It’s 82 degrees! It can’t be Halloween. The familiar voice inside my head kept pointing out all the differences between the experience of this Halloween versus Halloween past. My memory was cloaked in images of blustery fall days, sometimes driving rain, and cozy pots of soup and cups of cider.
As I sifted through the costumes at the Oahu Target with my kids, I felt like I was going through the motions but not really feeling the holiday spirit. It was hot outside, we were in tank tops and flip flops, yet we were knee-deep in fall festivities.
It dawned on me in the middle of this costume bonanza that this is our third Halloween on the road since leaving on this journey. As I looked at my daughter digging with delight through princess and angel costumes, I realized she has no memory of trick or treating because she was only four-years-old last time we were in the USA for Halloween.
My energy shifted, standing in the middle of that fall frenzy from one of resistance to one of celebration. We are on this journey to experience each day together and to see new landscapes. Yes, Halloween is familiar but Halloween in Hawaii is not.

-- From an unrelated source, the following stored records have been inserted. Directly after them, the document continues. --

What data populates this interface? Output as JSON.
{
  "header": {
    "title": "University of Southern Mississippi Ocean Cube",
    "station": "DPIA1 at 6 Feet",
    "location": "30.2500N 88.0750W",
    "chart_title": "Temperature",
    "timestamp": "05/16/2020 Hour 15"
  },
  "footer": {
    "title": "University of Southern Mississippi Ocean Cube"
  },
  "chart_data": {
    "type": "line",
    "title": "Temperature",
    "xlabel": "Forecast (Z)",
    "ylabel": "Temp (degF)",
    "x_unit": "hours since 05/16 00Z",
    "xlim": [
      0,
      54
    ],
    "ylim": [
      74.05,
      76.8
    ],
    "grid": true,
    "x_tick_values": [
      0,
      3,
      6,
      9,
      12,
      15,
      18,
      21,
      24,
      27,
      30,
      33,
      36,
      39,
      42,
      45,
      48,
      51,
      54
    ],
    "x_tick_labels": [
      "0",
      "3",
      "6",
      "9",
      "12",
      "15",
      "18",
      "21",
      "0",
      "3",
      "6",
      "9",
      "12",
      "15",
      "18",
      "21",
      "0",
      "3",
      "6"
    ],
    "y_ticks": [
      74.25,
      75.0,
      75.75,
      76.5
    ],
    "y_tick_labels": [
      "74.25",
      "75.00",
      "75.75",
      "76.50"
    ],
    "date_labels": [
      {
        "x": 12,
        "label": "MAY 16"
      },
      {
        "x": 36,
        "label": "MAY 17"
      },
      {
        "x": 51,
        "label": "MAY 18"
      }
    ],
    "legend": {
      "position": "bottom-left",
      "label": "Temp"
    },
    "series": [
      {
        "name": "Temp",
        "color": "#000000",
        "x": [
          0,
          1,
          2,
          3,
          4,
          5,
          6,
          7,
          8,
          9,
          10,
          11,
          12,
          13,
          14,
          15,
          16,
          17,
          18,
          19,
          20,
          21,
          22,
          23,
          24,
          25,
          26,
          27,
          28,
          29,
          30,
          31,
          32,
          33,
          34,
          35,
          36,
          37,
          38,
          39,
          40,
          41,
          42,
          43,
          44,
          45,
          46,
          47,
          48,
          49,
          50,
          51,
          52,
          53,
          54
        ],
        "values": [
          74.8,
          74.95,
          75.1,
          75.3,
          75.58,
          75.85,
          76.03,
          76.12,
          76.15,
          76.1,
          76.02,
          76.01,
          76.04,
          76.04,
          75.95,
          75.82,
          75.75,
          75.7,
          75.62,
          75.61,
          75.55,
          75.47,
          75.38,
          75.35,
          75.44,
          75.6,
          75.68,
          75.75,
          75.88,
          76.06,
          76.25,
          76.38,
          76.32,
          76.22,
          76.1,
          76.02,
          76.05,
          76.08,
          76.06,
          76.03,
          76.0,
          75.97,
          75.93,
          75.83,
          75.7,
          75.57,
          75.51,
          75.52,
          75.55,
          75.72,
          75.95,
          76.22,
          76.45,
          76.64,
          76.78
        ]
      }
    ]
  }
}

I decided to start research on the best place to trick or treat for a true American Halloween experience and ended up in a dreamlike experience that changed my perceptions of Halloween forever.
We spent our first Halloween on the road in the Molise Region of Southern Italy. Last year we were in Tuscany. Both experiences gave us time to reflect on what we appreciate about American traditions and also the importance those traditions have or don’t have in other parts of the world.
This year we were ventured to Laie, Hawaii on Oahu’s North Shore. It is a town of just over 6,000 people built around the Mormon Hawaiian Temple and the BYU Hawaii campus. This small town leaves a big impression and that is because of the people that make the community vibrant in a visceral way.
It was ALL about the kids. I have never seen so many kids of all ages celebrating, surrounded by a community of support. There is no door knocking or bell ringing as the weather brings everyone out into their driveways and yards. Tents and mazes are set up and families gather and give out candy, eat dinner, barbecue and scare each other! If you need to use the bathroom, the door is open. If you need a drink of water, no problem. The music pumping and lights flashing invited us down the street after street for hours. It felt good just to be a part of it all. We only stopped when my daughter buckled under the weight of her pillowcase full of candy.
It was an all-American Halloween that looked nothing like the crisp fall days from my past, teaching me once again, that our perceptions are shaped by our experience. The more all-American experiences I have, the more I realize there is no such thing. Yes, we are all Americans but what that means to each of us is something profoundly different. That is what makes this country special. That is something to celebrate.